Energy-dependent incorporation of sphingolipid precursors and fatty acids in Bacteriodes melaninogenicus

Abstract

Washed cells of Bacteroides melaninogenicus are unable to incorporate the sphingolipid precursor 3-ketodihydrosphingosine (3KDS) or dihydrosphingosine into the complete sphingolipids ceramide phosphorylethanolamine (CPE) and ceramide phosphorylglycerol (CPG), whereas growing cultures are able to do so. This result suggested that an energy source was required by washed cells to initiate the incorporation of 3KDS. Investigation of a number of energy sources for B. melaninogenicus showed that glutamine was active in driving the incorporation of 3KDS. This system shows saturation kinetics.
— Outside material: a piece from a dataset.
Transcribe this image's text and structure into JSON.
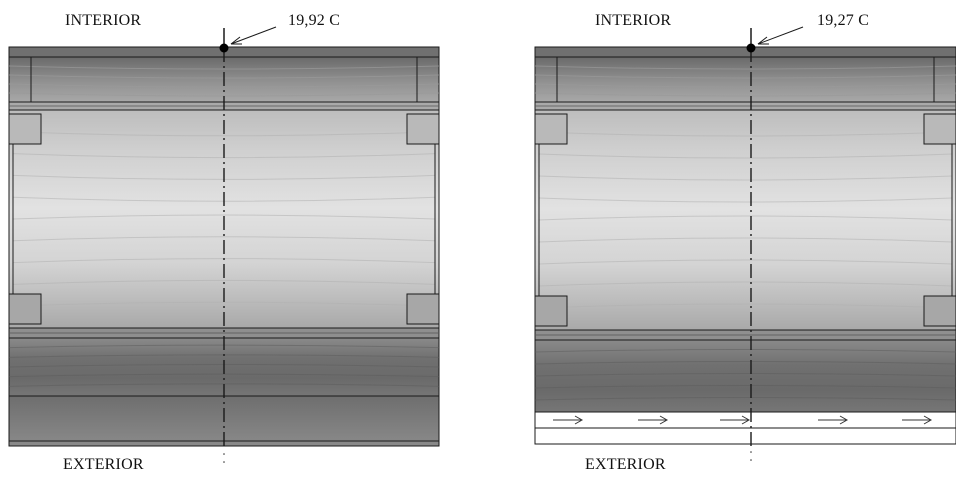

Besides glutamine, only asparagine and reduced nicotinamide adenine dinucleotide (NADH) are effective; glutamate and other compounds are inactive. The glutamine-driven system is sensitive to 2,4-dinitrophenol, azide, N,N'- dicyclohexylcarbodiimide, and carbonyl cyanide m-chlorophenylhydrazone. Asparagine plus NADH shows a synergistic effect in stimulating the incorporation of 3KDS into CPE and CPG in washed cells. However, glutamine plus NADH and glutamine plus asparagine show no such synergy. The cytochrome-free mutant of B. melaninogenicus, strain S, incorporates 3KDS in a manner similar to the parent strain when glutamine is used to drive the reaction; NADH or asparagine, however, are ineffective when used with strain S. Vitamin K-depleted cells of B. melaninogenicus are similar to vitamin K-grown cells, when glutamine or NADH is used to drive the 3KDS incorporation. Glutamine and NADH are also effective in stimulating the incorporation of palmitate and acetate by washed cells of B, melaninogenicus. Increased incorporation of these fatty acids into CPE, CPG, 3KDS, and other phospholipids is significantly increased by the presence of glutamine or NADH. Thus, energization of the membrane of B. melaninogenicus by glutamine or the electron transport system by NADH or asparagine is required for sphingolipid and other phospholipid synthesis. The relationship of this energization to possible transport of sphingolipid precursors is discussed.